Instruction-Grounded Visual Projectors for Continual Learning of Generative Vision-Language Models

1 School of Computer Science and Engineering, Chung-Ang University, South Korea
2 School of Computer Science, University of Birmingham, United Kingdom
* Corresponding Author
Accepted to ICCV 2025
Instruction-grounded mixture of visual projectors with expert selection conditioned on instruction semantics

An overview of Mixture-of-Visual Projectors (MVP). MVP aligns visual representations with instruction semantics through instruction-grounded projector selection.

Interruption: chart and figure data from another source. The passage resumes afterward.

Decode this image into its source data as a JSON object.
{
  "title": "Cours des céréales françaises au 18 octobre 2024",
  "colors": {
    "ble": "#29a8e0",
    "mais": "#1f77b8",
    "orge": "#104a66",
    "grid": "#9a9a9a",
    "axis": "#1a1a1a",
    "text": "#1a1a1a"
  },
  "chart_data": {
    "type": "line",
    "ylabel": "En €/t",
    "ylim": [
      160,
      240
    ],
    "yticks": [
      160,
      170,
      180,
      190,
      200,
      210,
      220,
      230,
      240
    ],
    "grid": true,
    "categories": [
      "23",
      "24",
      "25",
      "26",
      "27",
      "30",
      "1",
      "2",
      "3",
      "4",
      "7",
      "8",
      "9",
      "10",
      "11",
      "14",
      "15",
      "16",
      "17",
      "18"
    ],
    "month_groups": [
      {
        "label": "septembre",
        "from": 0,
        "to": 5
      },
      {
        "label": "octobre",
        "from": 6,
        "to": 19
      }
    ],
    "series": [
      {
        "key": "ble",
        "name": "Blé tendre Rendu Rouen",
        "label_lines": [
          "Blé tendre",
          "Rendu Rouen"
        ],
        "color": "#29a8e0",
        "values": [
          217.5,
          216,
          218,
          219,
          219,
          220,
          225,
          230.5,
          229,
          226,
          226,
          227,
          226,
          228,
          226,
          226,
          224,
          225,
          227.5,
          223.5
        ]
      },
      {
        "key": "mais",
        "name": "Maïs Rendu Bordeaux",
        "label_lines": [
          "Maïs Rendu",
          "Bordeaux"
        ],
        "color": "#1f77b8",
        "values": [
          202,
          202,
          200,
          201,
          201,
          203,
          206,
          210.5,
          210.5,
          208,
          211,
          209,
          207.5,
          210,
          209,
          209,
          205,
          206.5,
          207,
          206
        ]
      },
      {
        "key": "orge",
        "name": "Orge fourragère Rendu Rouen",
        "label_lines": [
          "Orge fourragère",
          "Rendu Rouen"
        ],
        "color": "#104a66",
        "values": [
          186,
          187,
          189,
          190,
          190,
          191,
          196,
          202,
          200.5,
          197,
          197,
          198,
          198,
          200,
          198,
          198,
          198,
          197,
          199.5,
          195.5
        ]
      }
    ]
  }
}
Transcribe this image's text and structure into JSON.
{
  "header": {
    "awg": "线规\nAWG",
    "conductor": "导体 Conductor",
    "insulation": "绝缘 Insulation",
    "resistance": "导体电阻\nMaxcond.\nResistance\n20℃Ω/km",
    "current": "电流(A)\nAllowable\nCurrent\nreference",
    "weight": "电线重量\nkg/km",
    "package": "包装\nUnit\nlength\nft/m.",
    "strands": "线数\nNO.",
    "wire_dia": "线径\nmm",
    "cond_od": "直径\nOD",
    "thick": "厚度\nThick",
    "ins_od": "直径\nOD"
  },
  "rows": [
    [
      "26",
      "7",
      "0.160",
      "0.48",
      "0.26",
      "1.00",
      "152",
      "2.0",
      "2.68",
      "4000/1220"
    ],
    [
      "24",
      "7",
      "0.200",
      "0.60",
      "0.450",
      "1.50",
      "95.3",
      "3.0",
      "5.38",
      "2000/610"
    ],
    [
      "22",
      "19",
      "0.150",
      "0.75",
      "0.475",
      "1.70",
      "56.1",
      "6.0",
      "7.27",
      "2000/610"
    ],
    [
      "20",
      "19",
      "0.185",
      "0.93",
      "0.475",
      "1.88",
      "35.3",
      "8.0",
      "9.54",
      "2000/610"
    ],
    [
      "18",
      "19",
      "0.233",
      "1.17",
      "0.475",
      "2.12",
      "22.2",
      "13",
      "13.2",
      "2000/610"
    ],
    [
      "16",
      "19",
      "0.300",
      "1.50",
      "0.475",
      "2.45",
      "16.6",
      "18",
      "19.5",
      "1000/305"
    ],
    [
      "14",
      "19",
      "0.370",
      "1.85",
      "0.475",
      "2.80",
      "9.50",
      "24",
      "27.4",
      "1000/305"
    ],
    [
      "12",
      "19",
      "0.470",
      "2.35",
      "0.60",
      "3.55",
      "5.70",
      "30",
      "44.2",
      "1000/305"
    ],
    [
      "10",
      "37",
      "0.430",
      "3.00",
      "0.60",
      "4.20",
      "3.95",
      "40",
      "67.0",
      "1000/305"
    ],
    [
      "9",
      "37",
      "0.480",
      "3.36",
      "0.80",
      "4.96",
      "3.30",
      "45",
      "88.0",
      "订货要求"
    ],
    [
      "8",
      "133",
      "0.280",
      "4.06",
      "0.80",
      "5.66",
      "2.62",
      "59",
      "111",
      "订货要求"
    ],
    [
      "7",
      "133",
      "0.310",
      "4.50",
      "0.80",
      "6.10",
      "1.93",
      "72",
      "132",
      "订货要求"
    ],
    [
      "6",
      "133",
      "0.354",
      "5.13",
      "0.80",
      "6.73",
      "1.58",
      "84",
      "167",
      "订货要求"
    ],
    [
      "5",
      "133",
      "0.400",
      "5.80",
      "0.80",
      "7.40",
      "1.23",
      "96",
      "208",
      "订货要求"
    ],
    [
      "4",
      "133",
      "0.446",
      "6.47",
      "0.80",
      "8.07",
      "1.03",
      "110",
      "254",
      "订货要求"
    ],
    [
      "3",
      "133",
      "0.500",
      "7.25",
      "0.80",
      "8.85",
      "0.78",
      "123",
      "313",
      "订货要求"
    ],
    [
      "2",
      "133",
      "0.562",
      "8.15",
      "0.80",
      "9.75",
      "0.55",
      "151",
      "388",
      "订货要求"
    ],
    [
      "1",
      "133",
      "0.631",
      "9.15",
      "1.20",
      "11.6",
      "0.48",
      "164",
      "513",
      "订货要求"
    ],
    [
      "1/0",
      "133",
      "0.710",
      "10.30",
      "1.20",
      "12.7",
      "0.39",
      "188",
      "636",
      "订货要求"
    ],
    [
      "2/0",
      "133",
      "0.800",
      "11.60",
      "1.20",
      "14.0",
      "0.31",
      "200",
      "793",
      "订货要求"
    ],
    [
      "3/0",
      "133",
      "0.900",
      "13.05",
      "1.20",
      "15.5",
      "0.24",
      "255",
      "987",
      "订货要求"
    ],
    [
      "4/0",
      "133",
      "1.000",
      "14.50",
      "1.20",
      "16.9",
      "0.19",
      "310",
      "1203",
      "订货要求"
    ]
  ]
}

Multiple projectors act as experts for distinct instruction contexts, while expert recommendation and pruning ensure efficient knowledge reuse and mitigate interference in continual learning.

Abstract

Continual learning enables pre-trained generative visionlanguage models (VLMs) to incorporate knowledge from new tasks without retraining data from previous ones. Recent methods update a visual projector to translate visual information for new tasks, connecting pre-trained vision encoders with large language models. However, such adjustments may cause the models to prioritize visual inputs over language instructions, particularly learning tasks with repetitive types of textual instructions. To address the neglect of language instructions, we propose a novel framework that grounds the translation of visual information on instructions for language models. We introduce a mixture of visual projectors, each serving as a specialized visual-tolanguage translation expert based on the given instruction context to adapt to new tasks. To avoid using experts for irrelevant instruction contexts, we propose an expert recommendation strategy that reuses experts for tasks similar to those previously learned. Additionally, we introduce expert pruning to alleviate interference from the use of experts that cumulatively activated in previous tasks. Extensive experiments on diverse vision-language tasks demonstrate that our method outperforms existing continual learning approaches by generating instruction-following responses

Motivation of MVP:
In continual learning for vision–language models, visual projectors trained on sequential tasks often overfit to repetitive instruction patterns, causing them to ignore task-specific textual guidance. This imbalance between visual and linguistic representations hinders instruction-aware response generation and results in cumulative interference across tasks.

Method of MVP:
To address this, MVP introduces a mixture of instruction-grounded visual projectors that adaptively route visual inputs based on the semantics of each instruction. An expert recommendation strategy identifies and reuses prior experts associated with semantically related tasks, while expert pruning suppresses those contributing to interference for future tasks. Adaptive Knowledge Aggregation between the pre-trained and newly learned projectors maintains zero-shot generalization while ensuring instruction consistency.